The American Peace Crusade, 1815-1860

By Merle Eugene Curti | Go to book overview

VII
ELIHU BURRITT AND THE LEAGUE OF UNIVERSAL
BROTHERHOOD, 1846-1855

"The greatest value I attach to life is the capacity and space of labouring for humanity." Thus Elihu Burritt wrote in his Journal on December 8, 1846. As early as 1838 the idea of universal brotherhood had been one of his "most precious thoughts."1 To advance this cause he began in 1844 at Worcester, Massachusetts, a weekly newspaper, the Christian Citizen.

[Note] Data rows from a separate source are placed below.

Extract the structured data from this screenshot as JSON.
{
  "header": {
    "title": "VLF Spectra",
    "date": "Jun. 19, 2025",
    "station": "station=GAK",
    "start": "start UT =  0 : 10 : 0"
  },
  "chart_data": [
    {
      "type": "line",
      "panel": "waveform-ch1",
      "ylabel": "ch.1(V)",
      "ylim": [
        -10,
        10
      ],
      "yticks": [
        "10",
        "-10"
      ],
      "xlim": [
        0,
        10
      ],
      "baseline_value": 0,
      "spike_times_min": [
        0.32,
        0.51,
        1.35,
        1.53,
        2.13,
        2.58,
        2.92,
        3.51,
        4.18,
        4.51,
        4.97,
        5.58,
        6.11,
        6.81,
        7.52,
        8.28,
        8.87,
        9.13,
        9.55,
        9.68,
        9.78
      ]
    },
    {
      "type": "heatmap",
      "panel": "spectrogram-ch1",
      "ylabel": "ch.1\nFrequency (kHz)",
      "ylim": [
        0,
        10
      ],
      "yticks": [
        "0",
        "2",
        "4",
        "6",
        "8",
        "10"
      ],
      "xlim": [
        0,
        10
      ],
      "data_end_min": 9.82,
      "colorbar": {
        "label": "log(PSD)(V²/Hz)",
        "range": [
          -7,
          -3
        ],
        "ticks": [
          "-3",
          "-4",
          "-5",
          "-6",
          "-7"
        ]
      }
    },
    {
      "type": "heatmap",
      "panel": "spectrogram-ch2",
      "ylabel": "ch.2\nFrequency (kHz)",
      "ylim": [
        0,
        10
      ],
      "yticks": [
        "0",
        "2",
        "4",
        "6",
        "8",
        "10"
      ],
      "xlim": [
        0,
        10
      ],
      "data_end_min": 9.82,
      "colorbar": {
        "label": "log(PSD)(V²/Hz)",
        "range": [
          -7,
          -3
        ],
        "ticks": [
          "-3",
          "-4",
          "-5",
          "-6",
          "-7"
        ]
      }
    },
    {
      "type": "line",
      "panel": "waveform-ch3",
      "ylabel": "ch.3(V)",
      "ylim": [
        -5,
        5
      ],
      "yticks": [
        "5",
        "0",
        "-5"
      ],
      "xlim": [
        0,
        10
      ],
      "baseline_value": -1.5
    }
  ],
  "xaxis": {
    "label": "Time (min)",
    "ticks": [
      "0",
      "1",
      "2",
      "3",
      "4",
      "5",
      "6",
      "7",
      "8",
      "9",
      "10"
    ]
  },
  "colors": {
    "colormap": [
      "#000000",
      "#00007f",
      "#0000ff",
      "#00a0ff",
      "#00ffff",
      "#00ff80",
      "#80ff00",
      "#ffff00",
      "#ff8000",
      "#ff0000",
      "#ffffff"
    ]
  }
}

Each number carried as a headpiece across the first page these words: "God hath made of one blood all the nations of men." Devoted to temperance, antislavery, and "self-cultivation," the Christian Citizen held no reform so dear as that of universal peace.

Although this venture did not earn its impoverished editor his daily bread, he did not despair. In 1845 he even added to his heavy load by assuming financial responsibility for the periodical of the American Peace Society, which he undertook to edit. He aimed to make the Advocate of Peace and Universal Brotherhood an Anglo-American and ultimately a universal periodical, and he secured contributions from prominent English peace men as a step in this direction.2

On the evening of July 29, 1846, Elihu Burritt, with knapsack and staff, was walking along an English country road towards Worcester. He had refused the great public welcome by which British friends of peace wished to honor him, for his purpose in coming to England was to serve the cause of peace rather than to) be admired. At this moment his mind was on a task at hand—that of writing for the Christian Citizen and the Advocate of Peace and Universal Brotherhood, for he was still their editor. He therefore decided to stop at the little village of

____________________
1
Ms. Letter Book of Elihu Burritt, American Antiquarian Society.
2
Burritt, Ms. Journal, January 1, April 10, 1845; Advocate of Peace and Universal Brotherhood, 1846, passim.